CS 491: Homework 0 – Sir Sampleton

App Name: Sir Sampleton


Available for iOS devices on the App Store for for $2.99.

The Gist

Sir Sampleton is an easy-to-use musical sampling keyboard application available for iOS devices. If you want to record your cat meowing and then play it back to the tune of “O Canada” over a lo-fi hip-hop beat, this is the app for you.

Learning to Use

On initial launch after installing, a modal overlay is presented with instructions for basic use. These are enough to get started for the casual user, and the remainder of the settings and actions (saving banks of samples, tweaking sample length and tuning, etc.) are straightforward enough to figure out as needed for more advanced users. Tapping the red button starts recording a new sample with animated visual feedback overlaid on the piano keys indicating audio level, followed by a flourish when the recording stops.

A limited selection of lo-fi drum tracks can be played while the user jams simultaneously on two octave-range keyboards, using either one or two different recorded samples (or in combination with one of the built-in piano/synth/flute sounds). Part of the design and appeal of Sir Sampleton is that it is simple enough for a child to pick up and use, but is highly customizable for more advanced use.

Controls and User Interface

All control elements are treated as keys rather than buttons–they respond immediately on a touch event rather than when the user lifts from the surface (or in Cocoa Touch terms, actions are tied to touchDown events rather than touchUpInside events). This makes sense for the piano keys, but is a little unusual for buttons on the various control and setting screens, making them seem a little jumpy compared to standard iOS behavior. Though this is a great app, the user experience for some control aspects could be smoothed out a bit. For example, when adjusting the tempo of a rhythm loop, the loop starts over rather than simply speeding up mid-loop. This is a little jarring and can cause the user to loose the groove a bit.

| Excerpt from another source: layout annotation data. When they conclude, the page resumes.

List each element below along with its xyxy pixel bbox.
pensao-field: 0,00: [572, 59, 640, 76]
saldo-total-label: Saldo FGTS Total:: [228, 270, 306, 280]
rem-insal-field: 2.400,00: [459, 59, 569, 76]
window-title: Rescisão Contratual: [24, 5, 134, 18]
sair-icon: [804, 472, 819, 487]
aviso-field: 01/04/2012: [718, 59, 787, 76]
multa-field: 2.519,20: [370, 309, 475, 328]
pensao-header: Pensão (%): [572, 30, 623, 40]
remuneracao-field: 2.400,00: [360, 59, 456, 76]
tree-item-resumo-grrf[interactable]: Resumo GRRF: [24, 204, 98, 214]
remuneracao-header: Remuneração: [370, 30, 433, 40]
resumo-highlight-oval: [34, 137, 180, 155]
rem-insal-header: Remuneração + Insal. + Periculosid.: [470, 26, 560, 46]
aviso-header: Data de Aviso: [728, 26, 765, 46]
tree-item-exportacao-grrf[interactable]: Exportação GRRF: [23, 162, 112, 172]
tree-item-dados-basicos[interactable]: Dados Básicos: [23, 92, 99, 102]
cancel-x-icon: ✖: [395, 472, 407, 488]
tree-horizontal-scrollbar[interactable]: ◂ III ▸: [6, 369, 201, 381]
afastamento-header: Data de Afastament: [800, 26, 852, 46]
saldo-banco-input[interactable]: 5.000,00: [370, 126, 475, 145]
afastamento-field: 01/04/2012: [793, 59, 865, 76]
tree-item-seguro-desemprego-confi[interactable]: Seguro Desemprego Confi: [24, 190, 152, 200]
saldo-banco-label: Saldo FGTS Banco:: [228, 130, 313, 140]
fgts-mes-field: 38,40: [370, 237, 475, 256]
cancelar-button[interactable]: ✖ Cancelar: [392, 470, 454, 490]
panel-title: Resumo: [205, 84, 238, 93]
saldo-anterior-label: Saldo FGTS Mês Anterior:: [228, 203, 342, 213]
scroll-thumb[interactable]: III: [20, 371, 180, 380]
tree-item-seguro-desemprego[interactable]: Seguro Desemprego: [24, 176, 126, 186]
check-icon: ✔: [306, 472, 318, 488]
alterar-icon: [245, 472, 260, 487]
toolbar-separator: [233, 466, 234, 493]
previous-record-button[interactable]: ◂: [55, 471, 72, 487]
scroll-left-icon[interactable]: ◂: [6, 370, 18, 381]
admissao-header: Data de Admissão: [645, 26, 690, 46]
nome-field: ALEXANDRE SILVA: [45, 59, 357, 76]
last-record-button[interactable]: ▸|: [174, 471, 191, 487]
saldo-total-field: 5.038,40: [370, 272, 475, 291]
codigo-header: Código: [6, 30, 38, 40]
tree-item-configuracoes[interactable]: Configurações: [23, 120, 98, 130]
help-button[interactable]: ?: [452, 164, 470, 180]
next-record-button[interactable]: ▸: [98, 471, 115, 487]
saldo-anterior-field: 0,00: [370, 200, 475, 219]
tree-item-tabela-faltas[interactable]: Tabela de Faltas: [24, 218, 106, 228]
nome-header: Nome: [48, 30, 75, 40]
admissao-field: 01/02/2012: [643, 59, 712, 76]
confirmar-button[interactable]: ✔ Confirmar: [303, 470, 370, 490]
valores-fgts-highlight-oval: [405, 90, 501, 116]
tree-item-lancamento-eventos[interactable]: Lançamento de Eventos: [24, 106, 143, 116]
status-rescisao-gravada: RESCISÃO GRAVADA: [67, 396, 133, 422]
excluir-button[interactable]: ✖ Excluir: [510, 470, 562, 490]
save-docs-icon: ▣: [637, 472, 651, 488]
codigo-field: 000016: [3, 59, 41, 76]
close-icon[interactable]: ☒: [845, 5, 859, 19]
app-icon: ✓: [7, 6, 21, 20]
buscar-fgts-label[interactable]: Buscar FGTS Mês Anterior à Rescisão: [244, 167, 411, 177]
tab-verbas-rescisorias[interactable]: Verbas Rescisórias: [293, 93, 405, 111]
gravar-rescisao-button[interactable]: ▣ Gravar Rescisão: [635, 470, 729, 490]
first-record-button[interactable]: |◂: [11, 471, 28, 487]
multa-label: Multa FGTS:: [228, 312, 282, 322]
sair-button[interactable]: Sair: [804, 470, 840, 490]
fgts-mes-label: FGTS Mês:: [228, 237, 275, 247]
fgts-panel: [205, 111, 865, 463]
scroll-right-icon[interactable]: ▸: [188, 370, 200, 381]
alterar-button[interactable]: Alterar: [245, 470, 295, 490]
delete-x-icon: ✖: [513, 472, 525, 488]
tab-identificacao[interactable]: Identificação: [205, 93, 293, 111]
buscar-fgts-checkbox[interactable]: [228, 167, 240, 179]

Controls for most settings behave like radio buttons, with each option represented with a custom visual cue or matched pair of “ON”/”OFF” indicators. Only one device orientation is supported (landscape right). Sir Sampleton makes good use of the mobile platform in that it is a dead simple application that does one thing very well. While it might be nice to be able to import sounds from a computer, swap sample files with your friends, or turn Sir Sampleton into a multi-track recording studio, these features would clutter up the experience of something that works very well as it is, and is fun to use.

Unexpected Behavior

I wasn’t able to break the app, but did get some odd behavior under what I would consider to be edge-case touch scenarios. For example, tapping a button for one of the option/control screens while holding down a piano key allows you to sustain a note while trying to adjust settings. You can even slide your finger around to play different notes while the piano keys are hidden from view.

In The Marketplace

There are a number of other music sampler applications, but like many music apps, they are often a) more expensive, and b) more complicated to use. Sir Sampleton is a limited but expressive tool that takes no time to set up. Customer reviews in the App Store are overwhelmingly positive, averaging 4.5/5 stars.